Taken together, these photos allowed us to understand the scale. The researchers managed to subtract the brightness of the coma and leave only the solid core.
The data also reveals more about the comet, when combined with other radio observations taken from the ALMA telescope in Chile. The sizes were similar, but the data suggests that the comet’s surface is darker than previously thought, with one researcher describing the object as “larger and darker than coal.”
The comet is billions of years old and thus represents a relic from the early days of our solar system. It came from the Oort cloud at the edge of our planet’s neighborhood, and has been falling toward our sun for at least a million years.
Oort’s cloud comets are believed to have begun their lives near our star. But in their early days, they blasted off to the fringes of the solar system during the solar system’s chaotic early days, when the massive exoplanets were still adjusting to their orbits.

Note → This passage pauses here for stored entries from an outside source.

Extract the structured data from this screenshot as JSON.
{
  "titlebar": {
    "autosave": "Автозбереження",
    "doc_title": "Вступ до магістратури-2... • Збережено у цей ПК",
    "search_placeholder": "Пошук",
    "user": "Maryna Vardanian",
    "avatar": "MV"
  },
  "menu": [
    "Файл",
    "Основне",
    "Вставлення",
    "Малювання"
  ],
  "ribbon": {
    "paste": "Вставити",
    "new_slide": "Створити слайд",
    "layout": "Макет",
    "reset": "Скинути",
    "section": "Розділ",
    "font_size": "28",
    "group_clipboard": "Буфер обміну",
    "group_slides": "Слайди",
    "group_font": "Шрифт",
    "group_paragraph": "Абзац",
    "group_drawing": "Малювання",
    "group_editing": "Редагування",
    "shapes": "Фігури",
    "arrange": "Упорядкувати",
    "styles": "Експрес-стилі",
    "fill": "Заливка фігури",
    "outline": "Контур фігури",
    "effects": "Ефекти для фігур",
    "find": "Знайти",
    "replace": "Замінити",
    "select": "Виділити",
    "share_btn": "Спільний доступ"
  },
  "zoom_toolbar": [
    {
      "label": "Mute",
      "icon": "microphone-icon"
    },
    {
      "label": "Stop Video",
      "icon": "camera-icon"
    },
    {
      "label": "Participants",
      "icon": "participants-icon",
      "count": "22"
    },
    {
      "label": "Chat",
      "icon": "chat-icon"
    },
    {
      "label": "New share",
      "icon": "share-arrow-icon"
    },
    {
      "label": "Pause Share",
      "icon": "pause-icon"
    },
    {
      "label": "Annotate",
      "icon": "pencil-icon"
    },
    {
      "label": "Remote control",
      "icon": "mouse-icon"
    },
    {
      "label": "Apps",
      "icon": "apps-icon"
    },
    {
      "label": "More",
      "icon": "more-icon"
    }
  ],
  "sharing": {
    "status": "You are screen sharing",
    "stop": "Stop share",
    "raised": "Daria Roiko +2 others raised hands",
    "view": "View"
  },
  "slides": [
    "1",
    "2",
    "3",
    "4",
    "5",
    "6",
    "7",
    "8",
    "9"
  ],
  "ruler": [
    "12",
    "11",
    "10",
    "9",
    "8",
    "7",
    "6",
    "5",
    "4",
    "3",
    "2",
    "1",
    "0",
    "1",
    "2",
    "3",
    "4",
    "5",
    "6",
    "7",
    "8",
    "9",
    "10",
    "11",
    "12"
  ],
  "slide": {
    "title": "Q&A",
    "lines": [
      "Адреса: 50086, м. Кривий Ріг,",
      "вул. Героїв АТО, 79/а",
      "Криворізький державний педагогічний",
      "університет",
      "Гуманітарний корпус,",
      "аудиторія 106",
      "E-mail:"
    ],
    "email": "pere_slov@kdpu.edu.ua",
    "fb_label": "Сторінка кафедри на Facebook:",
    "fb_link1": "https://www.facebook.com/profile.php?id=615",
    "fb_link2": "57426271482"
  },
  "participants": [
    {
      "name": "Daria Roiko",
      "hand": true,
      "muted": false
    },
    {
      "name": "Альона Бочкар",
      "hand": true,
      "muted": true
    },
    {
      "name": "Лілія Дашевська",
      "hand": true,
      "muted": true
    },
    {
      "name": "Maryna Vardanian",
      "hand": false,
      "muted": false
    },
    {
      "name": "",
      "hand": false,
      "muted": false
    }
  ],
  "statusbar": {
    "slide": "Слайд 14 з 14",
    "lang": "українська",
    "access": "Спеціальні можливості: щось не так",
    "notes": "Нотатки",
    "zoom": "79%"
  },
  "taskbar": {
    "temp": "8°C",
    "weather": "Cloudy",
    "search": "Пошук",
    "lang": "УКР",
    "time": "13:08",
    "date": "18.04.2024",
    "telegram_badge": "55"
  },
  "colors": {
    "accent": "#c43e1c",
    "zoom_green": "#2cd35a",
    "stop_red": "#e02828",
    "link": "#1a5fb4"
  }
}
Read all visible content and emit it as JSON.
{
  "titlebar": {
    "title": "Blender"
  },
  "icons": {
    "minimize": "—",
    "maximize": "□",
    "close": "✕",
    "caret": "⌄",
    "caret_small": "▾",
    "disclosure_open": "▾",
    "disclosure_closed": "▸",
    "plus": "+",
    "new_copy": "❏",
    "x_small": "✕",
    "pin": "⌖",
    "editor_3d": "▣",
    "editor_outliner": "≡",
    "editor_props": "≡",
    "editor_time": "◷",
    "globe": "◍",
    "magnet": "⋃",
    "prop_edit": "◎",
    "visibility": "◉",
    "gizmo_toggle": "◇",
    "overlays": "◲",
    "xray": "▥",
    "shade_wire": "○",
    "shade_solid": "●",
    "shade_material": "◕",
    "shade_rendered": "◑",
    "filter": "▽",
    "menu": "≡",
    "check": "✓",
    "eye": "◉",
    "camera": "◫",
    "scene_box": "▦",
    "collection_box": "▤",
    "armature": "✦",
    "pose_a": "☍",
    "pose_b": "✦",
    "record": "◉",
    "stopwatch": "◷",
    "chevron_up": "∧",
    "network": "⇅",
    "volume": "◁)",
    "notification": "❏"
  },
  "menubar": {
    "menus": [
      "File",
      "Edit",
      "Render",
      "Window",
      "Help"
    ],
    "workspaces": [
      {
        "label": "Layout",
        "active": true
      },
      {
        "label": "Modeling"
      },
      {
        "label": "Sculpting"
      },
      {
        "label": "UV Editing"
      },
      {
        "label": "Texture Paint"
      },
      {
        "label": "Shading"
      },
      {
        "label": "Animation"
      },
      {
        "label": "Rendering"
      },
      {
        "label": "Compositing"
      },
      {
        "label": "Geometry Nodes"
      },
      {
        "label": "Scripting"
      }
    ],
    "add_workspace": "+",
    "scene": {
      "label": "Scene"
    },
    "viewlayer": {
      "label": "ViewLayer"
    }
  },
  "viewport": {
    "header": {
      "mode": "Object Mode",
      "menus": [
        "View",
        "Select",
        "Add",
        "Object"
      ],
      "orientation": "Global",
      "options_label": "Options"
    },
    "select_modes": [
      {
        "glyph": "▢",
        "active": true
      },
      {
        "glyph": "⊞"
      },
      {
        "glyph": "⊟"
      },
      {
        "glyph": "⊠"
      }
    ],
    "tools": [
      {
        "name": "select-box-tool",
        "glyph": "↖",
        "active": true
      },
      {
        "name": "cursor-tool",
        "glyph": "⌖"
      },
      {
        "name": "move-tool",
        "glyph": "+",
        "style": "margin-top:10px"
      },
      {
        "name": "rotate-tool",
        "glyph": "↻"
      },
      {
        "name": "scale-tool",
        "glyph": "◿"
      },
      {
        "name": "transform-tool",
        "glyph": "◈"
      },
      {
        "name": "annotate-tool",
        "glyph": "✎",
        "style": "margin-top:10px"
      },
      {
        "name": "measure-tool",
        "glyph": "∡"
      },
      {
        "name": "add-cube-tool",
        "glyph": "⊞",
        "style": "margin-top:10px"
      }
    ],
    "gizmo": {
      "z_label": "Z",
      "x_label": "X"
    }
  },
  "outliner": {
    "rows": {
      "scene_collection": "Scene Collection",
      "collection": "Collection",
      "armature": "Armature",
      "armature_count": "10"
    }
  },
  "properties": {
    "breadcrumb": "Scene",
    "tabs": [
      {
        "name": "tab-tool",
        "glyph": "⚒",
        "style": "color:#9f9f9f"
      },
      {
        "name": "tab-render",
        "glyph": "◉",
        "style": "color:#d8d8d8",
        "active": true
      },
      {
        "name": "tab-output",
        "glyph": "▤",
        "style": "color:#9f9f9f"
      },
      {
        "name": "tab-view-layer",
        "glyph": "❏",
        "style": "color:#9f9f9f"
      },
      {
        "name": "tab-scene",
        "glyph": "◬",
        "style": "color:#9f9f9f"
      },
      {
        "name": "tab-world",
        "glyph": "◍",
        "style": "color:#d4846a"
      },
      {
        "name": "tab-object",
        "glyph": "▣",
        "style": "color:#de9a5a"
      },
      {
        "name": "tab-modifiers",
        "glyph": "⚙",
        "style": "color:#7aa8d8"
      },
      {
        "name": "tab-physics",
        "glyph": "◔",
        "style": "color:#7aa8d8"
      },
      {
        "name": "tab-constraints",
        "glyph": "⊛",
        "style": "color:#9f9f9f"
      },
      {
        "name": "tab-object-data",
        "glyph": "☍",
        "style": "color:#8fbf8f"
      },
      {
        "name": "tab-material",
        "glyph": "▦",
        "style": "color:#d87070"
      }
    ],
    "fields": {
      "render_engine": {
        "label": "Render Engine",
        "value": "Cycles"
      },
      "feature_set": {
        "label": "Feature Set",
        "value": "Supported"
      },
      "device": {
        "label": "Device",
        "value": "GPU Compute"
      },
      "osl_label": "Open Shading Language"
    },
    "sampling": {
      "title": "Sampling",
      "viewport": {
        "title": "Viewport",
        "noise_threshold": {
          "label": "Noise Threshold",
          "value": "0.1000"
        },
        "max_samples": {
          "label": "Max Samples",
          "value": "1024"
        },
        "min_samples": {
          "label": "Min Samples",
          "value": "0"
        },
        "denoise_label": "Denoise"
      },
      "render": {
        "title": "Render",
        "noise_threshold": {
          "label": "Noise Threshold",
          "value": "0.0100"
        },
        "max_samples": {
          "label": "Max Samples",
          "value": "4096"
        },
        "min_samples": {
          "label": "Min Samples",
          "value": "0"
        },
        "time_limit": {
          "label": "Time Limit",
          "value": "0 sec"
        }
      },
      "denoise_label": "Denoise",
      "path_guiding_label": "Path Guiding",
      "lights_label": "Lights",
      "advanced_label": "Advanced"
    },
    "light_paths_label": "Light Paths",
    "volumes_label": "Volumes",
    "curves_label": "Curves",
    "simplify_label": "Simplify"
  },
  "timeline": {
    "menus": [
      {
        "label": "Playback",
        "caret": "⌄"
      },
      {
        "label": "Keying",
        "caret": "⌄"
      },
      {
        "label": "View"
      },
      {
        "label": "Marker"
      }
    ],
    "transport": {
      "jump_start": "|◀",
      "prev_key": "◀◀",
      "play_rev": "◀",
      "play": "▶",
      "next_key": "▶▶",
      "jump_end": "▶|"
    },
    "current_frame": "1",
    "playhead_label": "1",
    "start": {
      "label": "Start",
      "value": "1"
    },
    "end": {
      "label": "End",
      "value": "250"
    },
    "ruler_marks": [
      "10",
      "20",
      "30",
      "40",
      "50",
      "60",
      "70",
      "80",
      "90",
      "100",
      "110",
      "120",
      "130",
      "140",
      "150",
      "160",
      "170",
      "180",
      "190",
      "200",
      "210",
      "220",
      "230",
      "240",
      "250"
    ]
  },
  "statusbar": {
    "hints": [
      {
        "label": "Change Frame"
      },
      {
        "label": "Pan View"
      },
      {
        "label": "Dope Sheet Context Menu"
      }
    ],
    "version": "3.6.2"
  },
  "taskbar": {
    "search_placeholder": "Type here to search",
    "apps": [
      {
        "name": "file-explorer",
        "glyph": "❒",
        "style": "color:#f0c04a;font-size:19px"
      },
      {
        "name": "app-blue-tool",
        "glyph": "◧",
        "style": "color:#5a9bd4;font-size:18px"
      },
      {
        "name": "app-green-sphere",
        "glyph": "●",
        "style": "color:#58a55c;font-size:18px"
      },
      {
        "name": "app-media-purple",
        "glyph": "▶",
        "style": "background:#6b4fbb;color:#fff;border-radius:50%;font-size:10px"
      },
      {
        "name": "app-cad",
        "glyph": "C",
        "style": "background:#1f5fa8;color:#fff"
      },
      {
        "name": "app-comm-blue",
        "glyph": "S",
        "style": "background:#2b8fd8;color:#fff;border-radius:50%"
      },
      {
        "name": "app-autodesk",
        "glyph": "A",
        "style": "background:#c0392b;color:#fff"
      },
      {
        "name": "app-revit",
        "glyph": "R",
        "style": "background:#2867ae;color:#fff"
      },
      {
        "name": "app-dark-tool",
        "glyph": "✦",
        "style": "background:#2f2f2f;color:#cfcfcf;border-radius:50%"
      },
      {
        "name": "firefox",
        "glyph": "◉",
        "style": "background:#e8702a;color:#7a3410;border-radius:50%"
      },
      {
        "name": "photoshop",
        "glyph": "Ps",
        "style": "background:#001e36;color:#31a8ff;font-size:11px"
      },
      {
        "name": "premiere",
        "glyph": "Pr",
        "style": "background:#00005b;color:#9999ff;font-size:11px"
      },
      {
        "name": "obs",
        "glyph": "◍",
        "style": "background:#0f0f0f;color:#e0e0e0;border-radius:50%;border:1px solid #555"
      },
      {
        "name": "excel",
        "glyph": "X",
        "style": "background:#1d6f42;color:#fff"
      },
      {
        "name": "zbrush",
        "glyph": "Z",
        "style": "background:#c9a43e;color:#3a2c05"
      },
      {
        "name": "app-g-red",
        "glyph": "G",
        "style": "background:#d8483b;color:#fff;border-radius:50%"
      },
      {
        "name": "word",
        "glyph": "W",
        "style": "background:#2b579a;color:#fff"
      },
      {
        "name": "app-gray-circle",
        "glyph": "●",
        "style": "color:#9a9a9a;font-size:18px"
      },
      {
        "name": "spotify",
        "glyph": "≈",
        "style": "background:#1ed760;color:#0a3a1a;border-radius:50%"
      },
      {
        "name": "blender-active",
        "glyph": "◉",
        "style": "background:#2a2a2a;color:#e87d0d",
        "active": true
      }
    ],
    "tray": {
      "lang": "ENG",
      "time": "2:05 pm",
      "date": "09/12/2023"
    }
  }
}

The new record-breaking object could help us better characterize the Oort cloud, which is up to 5,000 times farther from our sun and so difficult to observe directly that it remains theoretical. By studying Comet Bernardinelli-Bernstein, researchers can better understand how big things in that distant cloud, for example, are, and how big they can be.
The results are presented in a new paper, “The Hubble Space Telescope Discovery of Comet C/2014 UN271 (Bernardinelli-Bernstein) Nucleus,” published in Astrophysical Journal Letters.